Let $A$ be a horoball in the hyperbolic disc $B^N$($=\mathbb{H}^N$), with tangent point $p\in S^N$. let $g$ be a conformal (i.e. oriention preserving) isometry of $B^N$.
I know that $g$ transforms hyperbolic balls to hyperbolic balls.
From that I believe I can deduce that $g$ also transforms horoballs to horoballs, right? Because horoball is after all a euclidean ball and therefore a hyperbolic ball.
In particular, if $g(p)=p$ then $g(A)=A$, right?
In the latter case, my intuition says that $g$ must be some sort of clockwise or anti-clockwise rotation towards the base point $p$. This is not very clear to me in that multidimensional case. For simplicity I am thinking of $\mathbb D=\mathbb B^2$ and a horoball at $(1,0)$ which is just a circle tangent at the point $(1,0)$. So I'm thinking that $g$ must be some flow in the direction of this cicle (just moving each point in the clockwise direction, each point in the correct amount so the orientation would be preserved). in particular $|g(x)|=|g^{-1}(x)|$ for $x$ the antipodal point to $(1,0)$ on this horocicle.
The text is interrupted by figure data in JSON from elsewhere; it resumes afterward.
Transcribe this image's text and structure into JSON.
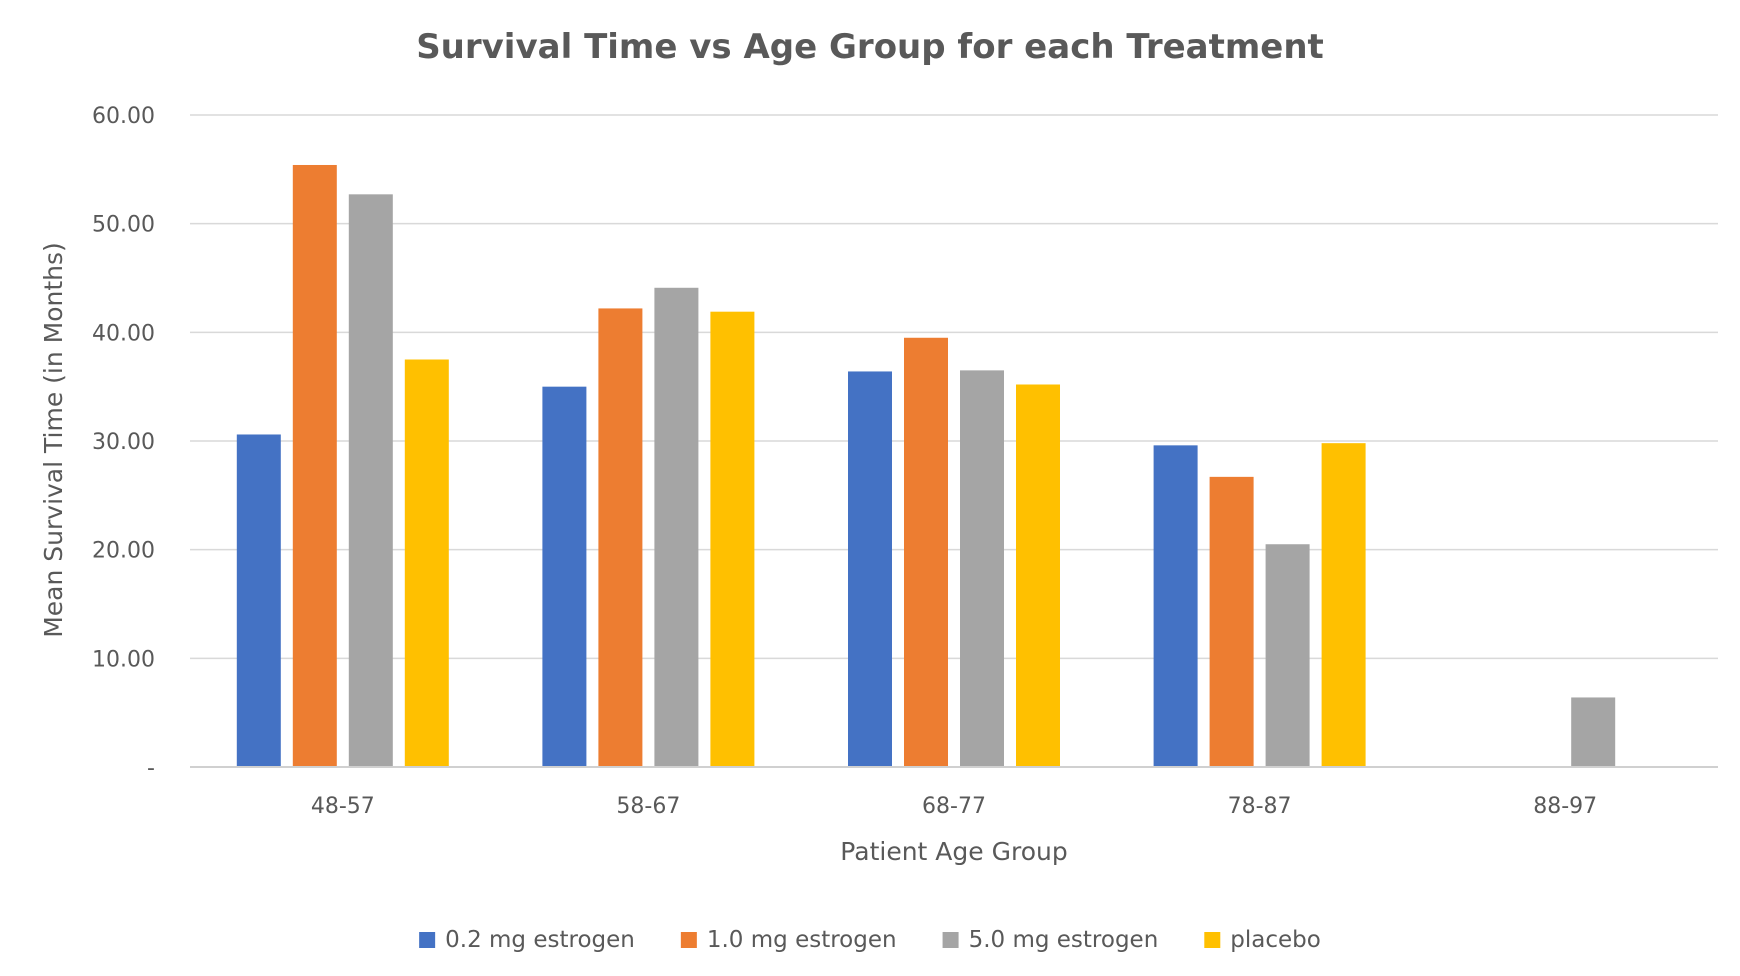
{
  "chart_data": {
    "type": "bar",
    "title": "Survival Time vs Age Group for each Treatment",
    "xlabel": "Patient Age Group",
    "ylabel": "Mean Survival Time (in Months)",
    "categories": [
      "48-57",
      "58-67",
      "68-77",
      "78-87",
      "88-97"
    ],
    "ylim": [
      0,
      60
    ],
    "yticks": [
      0,
      10,
      20,
      30,
      40,
      50,
      60
    ],
    "ytick_labels": [
      "-",
      "10.00",
      "20.00",
      "30.00",
      "40.00",
      "50.00",
      "60.00"
    ],
    "grid": true,
    "legend_position": "bottom",
    "series": [
      {
        "name": "0.2 mg estrogen",
        "color": "#4472C4",
        "values": [
          30.6,
          35.0,
          36.4,
          29.6,
          null
        ]
      },
      {
        "name": "1.0 mg estrogen",
        "color": "#ED7D31",
        "values": [
          55.4,
          42.2,
          39.5,
          26.7,
          null
        ]
      },
      {
        "name": "5.0 mg estrogen",
        "color": "#A5A5A5",
        "values": [
          52.7,
          44.1,
          36.5,
          20.5,
          6.4
        ]
      },
      {
        "name": "placebo",
        "color": "#FFC000",
        "values": [
          37.5,
          41.9,
          35.2,
          29.8,
          null
        ]
      }
    ]
  }
}
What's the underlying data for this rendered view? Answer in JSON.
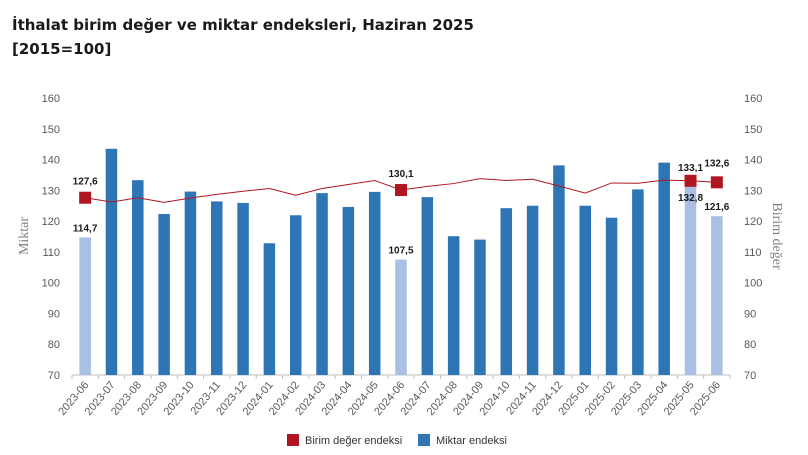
{
  "title": "İthalat birim değer ve miktar endeksleri, Haziran 2025",
  "subtitle": "[2015=100]",
  "colors": {
    "bar": "#2e75b6",
    "bar_highlight": "#a9bfe3",
    "line": "#b0161f",
    "marker": "#b0161f",
    "axis": "#bfbfbf"
  },
  "chart_data": {
    "type": "bar+line",
    "categories": [
      "2023-06",
      "2023-07",
      "2023-08",
      "2023-09",
      "2023-10",
      "2023-11",
      "2023-12",
      "2024-01",
      "2024-02",
      "2024-03",
      "2024-04",
      "2024-05",
      "2024-06",
      "2024-07",
      "2024-08",
      "2024-09",
      "2024-10",
      "2024-11",
      "2024-12",
      "2025-01",
      "2025-02",
      "2025-03",
      "2025-04",
      "2025-05",
      "2025-06"
    ],
    "ylabel_left": "Miktar",
    "ylabel_right": "Birim değer",
    "ylim": [
      70,
      160
    ],
    "yticks": [
      70,
      80,
      90,
      100,
      110,
      120,
      130,
      140,
      150,
      160
    ],
    "highlight_indices": [
      0,
      12,
      23,
      24
    ],
    "marker_indices": [
      0,
      12,
      23,
      24
    ],
    "series": [
      {
        "name": "Miktar endeksi",
        "kind": "bar",
        "axis": "left",
        "values": [
          114.7,
          143.5,
          133.3,
          122.3,
          129.6,
          126.4,
          125.9,
          112.8,
          121.9,
          129.1,
          124.6,
          129.5,
          107.5,
          127.8,
          115.1,
          114.0,
          124.2,
          125.0,
          138.1,
          125.0,
          121.1,
          130.3,
          139.0,
          132.8,
          121.6
        ]
      },
      {
        "name": "Birim değer endeksi",
        "kind": "line",
        "axis": "right",
        "values": [
          127.6,
          126.2,
          127.6,
          126.1,
          127.5,
          128.7,
          129.7,
          130.6,
          128.4,
          130.6,
          131.9,
          133.2,
          130.1,
          131.3,
          132.2,
          133.8,
          133.2,
          133.6,
          131.4,
          129.1,
          132.4,
          132.3,
          133.3,
          133.1,
          132.6
        ]
      }
    ],
    "data_labels": [
      {
        "index": 0,
        "series": "line",
        "text": "127,6"
      },
      {
        "index": 0,
        "series": "bar",
        "text": "114,7"
      },
      {
        "index": 12,
        "series": "line",
        "text": "130,1"
      },
      {
        "index": 12,
        "series": "bar",
        "text": "107,5"
      },
      {
        "index": 23,
        "series": "line",
        "text": "133,1"
      },
      {
        "index": 23,
        "series": "bar",
        "text": "132,8"
      },
      {
        "index": 24,
        "series": "line",
        "text": "132,6"
      },
      {
        "index": 24,
        "series": "bar",
        "text": "121,6"
      }
    ],
    "legend": {
      "position": "bottom",
      "items": [
        {
          "label": "Birim değer endeksi",
          "kind": "marker"
        },
        {
          "label": "Miktar endeksi",
          "kind": "bar"
        }
      ]
    },
    "grid": false
  }
}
Is this true at all?
I'm going to give an intrinsic/synthetic answer this question, i.e. an answer that not depend on any model of $\mathbb{H}^n$ (such as the upper half space model), but which instead uses only the intrinsic metric properties of $\mathbb{H}^n$.
Balls and horoballs in $\mathbb{H}^n$ each may be characterized by a metrically invariant property.
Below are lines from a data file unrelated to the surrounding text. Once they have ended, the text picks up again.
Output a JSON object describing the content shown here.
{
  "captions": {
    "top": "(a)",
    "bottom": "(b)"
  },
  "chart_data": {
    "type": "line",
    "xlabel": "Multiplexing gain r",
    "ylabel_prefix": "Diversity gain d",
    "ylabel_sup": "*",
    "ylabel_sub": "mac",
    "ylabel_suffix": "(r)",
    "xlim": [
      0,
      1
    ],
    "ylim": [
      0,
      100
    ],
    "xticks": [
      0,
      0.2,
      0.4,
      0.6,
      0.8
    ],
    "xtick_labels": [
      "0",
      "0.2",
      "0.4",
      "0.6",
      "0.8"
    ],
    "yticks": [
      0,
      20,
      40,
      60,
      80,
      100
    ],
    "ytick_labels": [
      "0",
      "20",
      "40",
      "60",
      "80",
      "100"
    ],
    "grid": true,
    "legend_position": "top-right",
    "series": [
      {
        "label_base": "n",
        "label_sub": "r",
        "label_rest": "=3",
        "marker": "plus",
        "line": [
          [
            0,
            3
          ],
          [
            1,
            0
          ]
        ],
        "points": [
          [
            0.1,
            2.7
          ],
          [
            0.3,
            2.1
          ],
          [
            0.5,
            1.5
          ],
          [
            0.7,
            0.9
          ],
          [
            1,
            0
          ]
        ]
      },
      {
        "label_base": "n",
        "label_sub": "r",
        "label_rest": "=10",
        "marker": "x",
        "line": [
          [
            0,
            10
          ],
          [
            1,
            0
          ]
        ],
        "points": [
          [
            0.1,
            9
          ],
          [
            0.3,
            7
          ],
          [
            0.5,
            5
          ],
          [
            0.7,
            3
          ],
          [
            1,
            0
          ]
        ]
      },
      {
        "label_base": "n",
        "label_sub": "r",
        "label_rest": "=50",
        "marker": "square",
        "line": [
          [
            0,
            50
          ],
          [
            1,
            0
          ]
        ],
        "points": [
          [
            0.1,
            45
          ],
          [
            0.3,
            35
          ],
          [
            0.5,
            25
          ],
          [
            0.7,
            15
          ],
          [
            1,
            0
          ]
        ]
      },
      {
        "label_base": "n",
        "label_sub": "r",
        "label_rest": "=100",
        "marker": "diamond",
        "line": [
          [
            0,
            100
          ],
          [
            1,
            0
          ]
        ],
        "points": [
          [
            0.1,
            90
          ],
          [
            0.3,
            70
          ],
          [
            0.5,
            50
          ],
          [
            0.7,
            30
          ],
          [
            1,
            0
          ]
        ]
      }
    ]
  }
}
For balls, the metrically invariant property is simply the definition: $B \subset \mathbb{H}^n$ is a ball if and only if there exists $p \in \mathbb{H}^n$ and $r > 0$ such that $$B = \{q \in \mathbb{H}^n \,\bigm|\, d(p,q) \le r\} $$ This ball $B$ is denoted $B(q,r)$. (I'm doing closed balls, of course). From the fact that this definition is evidently invariant under isometries, it follows that if $B$ is a ball and $g$ is an isometry then $g(B)$ is a ball.
So far, so good.
In order to characterize horoballs by a metrically invariant property, we will need to use the above characterization of balls, but we'll need one more preliminary thing, namely a metrically invariant property that characterizes rays: a subset $R \subset \mathbb{H}^n$ is a ray if and only if there exists a finite geodesic segment $[a,b] \subset \mathbb{H}^n$ such that $R$ is the union of all finite geodesic segments $[a,c]$ such that $[a,b] \subset [a,c]$. This ray $R$ will be denoted $\vec{ab}$.
Now we're ready for the metrically invariant property that characterizes horoballs: a subset $H \subset \mathbb{H}^n$ is a horoball if and only if there exists a ray $\vec{ab}$ such that $H$ is the closure of the union of all balls $B = B(q,r)$ such that $q \in \vec{ab} - \{a\}$ and $r = d(a,q)$.
To summarize, since horoballs are characterized by a metrically invariant property, for every horoball $H$ and every isometry $g$ the image $g(H)$ is also a horoball.